I could sing the praises of y’all ’til the end of time! Short for you all, it’s a simple, monosyllabic utterance that evokes lemonade on the veranda, strolls under oaks and Spanish moss, and warm, uncomplicated, friendly times. The essence of the South wrapped into four tidy letters and an apostrophe! How could you not help but to love y’all, y’all?
Despite these feelings, my thoughts sometimes wander, and I find myself asking: could there be another such quirky little word buried in the Southern lexicon?
At such questions, I’m predisposed to throwing algorithms, and always on the lookout for an excuse to do some hard-core statistical data-mining.
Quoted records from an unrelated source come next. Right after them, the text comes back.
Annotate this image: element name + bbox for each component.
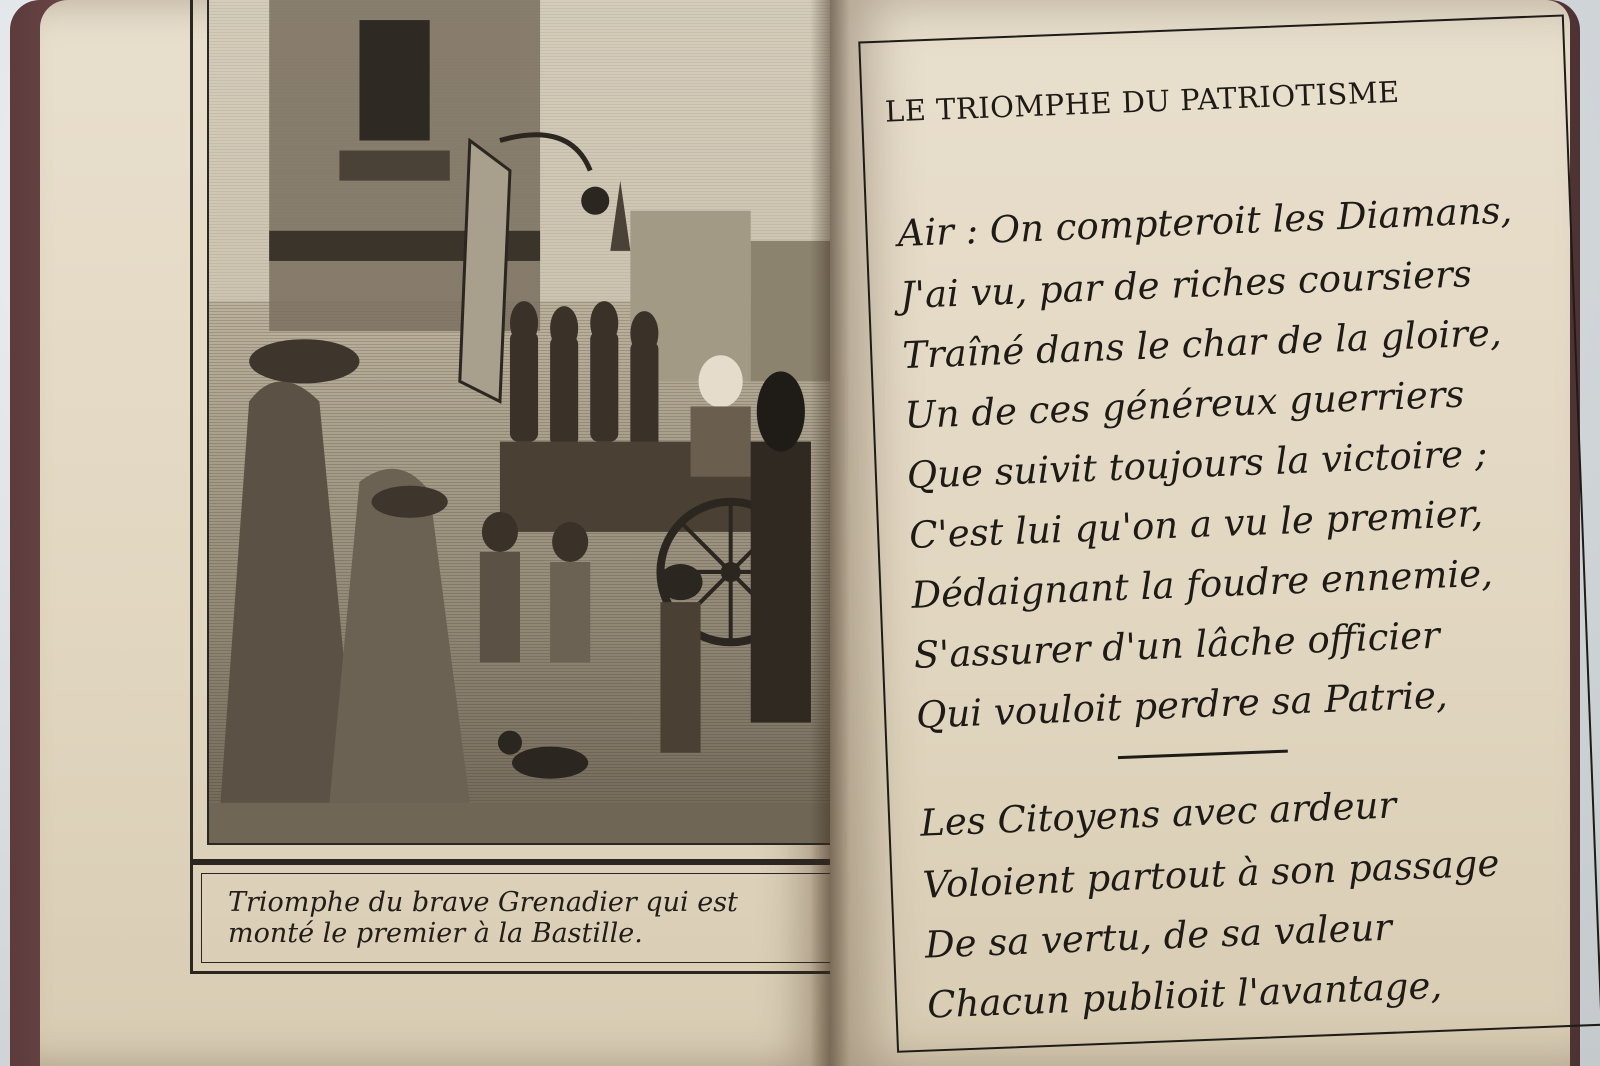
verse-line: Un de ces généreux guerriers	[903, 372, 1466, 438]
verse-line: J'ai vu, par de riches coursiers	[899, 252, 1473, 318]
engraving-caption	[190, 862, 850, 974]
verse-line: C'est lui qu'on a vu le premier,	[908, 491, 1484, 557]
verse-line: De sa vertu, de sa valeur	[924, 905, 1393, 967]
verse-line: Qui vouloit perdre sa Patrie,	[915, 673, 1449, 737]
verse-line: Les Citoyens avec ardeur	[919, 783, 1397, 845]
verse-line: Que suivit toujours la victoire ;	[906, 431, 1489, 497]
caption-inner-frame	[201, 873, 839, 963]
engraving-frame	[190, 0, 850, 862]
engraving-illustration	[207, 0, 833, 845]
verse-line: Air : On compteroit les Diamans,	[896, 188, 1513, 256]
song-title: LE TRIOMPHE DU PATRIOTISME	[884, 74, 1401, 129]
verse-line: Dédaignant la foudre ennemie,	[910, 551, 1494, 617]
caption-line-1: Triomphe du brave Grenadier qui est	[228, 887, 738, 918]
book-gutter	[810, 0, 850, 1066]
caption-line-2: monté le premier à la Bastille.	[228, 918, 643, 949]
engraving-scene	[209, 0, 831, 843]
verse-frame	[858, 14, 1600, 1052]
verse-line: Voloient partout à son passage	[921, 841, 1501, 907]
stanza-divider	[1118, 750, 1288, 760]
left-page	[40, 0, 830, 1066]
verse-line: Traîné dans le char de la gloire,	[901, 311, 1503, 378]
verse-line: S'assurer d'un lâche officier	[913, 613, 1441, 677]
verse-line: Chacun publioit l'avantage,	[926, 963, 1443, 1027]
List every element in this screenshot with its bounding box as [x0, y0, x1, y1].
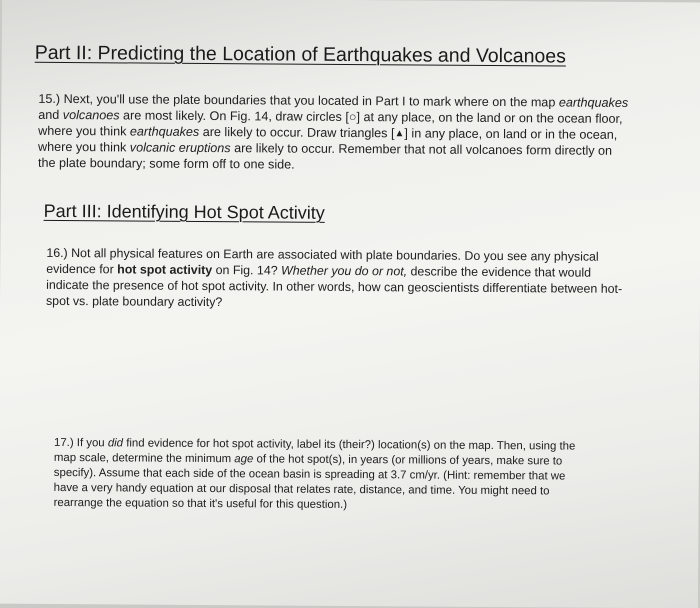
q15-line-3: where you think earthquakes are likely to occur. Draw triangles [▲] in any place, on land or in the ocean, [38, 123, 618, 142]
q16-line-1: 16.) Not all physical features on Earth are associated with plate boundaries. Do you see any physical [46, 245, 599, 264]
q17-line-3: specify). Assume that each side of the ocean basin is spreading at 3.7 cm/yr. (Hint: remember that we [53, 466, 566, 483]
q17-line-4: have a very handy equation at our disposal that relates rate, distance, and time. You might need to [53, 481, 550, 498]
q15-line-1: 15.) Next, you'll use the plate boundaries that you located in Part I to mark where on the map earthquakes [38, 91, 629, 110]
triangle-symbol: ▲ [394, 128, 405, 140]
q17-line-2: map scale, determine the minimum age of the hot spot(s), in years (or millions of years, make sure to [53, 451, 563, 468]
q16-line-3: indicate the presence of hot spot activity. In other words, how can geoscientists differentiate between hot- [46, 277, 623, 296]
q17-line-5: rearrange the equation so that it's useful for this question.) [53, 496, 348, 511]
q16-line-2: evidence for hot spot activity on Fig. 14? Whether you do or not, describe the evidence that would [46, 261, 592, 280]
q17-line-1: 17.) If you did find evidence for hot spot activity, label its (their?) location(s) on the map. Then, using the [53, 436, 576, 453]
q15-line-2: and volcanoes are most likely. On Fig. 14, draw circles [○] at any place, on the land or on the ocean floor, [38, 107, 623, 126]
q15-line-5: the plate boundary; some form off to one side. [37, 155, 295, 172]
q16-line-4: spot vs. plate boundary activity? [45, 293, 223, 310]
part3-heading: Part III: Identifying Hot Spot Activity [43, 200, 325, 223]
circle-symbol: ○ [348, 109, 357, 125]
q15-line-4: where you think volcanic eruptions are likely to occur. Remember that not all volcanoes form directly on [38, 139, 613, 158]
part2-heading: Part II: Predicting the Location of Earthquakes and Volcanoes [34, 41, 566, 68]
So, as they say, game on! An urgent signal went out to my crack team of computer scientists, and at our first meeting, we formulated a slightly-more-scientific query:
Could we quantify the differences between Southerner and Yankee, by analyzing the everyday communications of the average Joe?
Hell yeah! First, we defined the Northeast as New Jersey, New York, Maine, and everything in between, and the Deep South as Louisiana, Mississippi, Alabama, Georgia, and the Carolinas. Then, we gathered our raw data, on sale at a discount, from the aisles of the Internet Dot Com, in the form of 4,000 random blog feeds from a major social networking site, tied to our regions via user profiles. After a bit of text extraction and some filtering to handle the degenerate cases (e.g. a post with a thousand repeats of “I love guinea pigs!”), we had a 5,000,000-word sample from the Yankees, and another of similar size for the Southerners.
We fed these into the Corpusculator, a custom suite of text-analysis software. For several minutes, it rumbled, as regional differences percolated, and our bloggy inputs, in mutual opposition, slowly neutralized the smells of teen spirit.
Then, Eureka! Out popped two lists: one for North and one for South, each cataloging the words that appeared in excess, as relative to the frequencies of the other region.
Via the wondrous Wordle, I built a word cloud for each, and assembled them into a two-chapter novella that I call “A Tale Of Two Regional, Multi-State Areas.” Click on the picture below to see the whole thing, with the caveat that Northeasterners are quite fond of dropping the F-bomb, which appears prominently:
What we have here is two solid blocks of differential Zeitgeist, chock full of inter-regional revelations. Yankees refer more to summer and winter – probably because in Dixie, the seasons are rarely more than a curiosity, but to the north, the difference between August and January is fundamental. Northerners tend to reference books, while the South seems more preoccupied with the doctor. Then, there’s the aforementioned profanity – with Yankees preferential to the F-word, and my dear Southerners given to damn, frankly.
As for my precious y’all? Yup, there it is on the southern side. A quick scan revealed that its kissin’ cousins – the other quirky Dixie colloquialisms – were all texting shorthand such as lol and omg. Color me disappointed, but I suppose that’s that price of progress, y’all!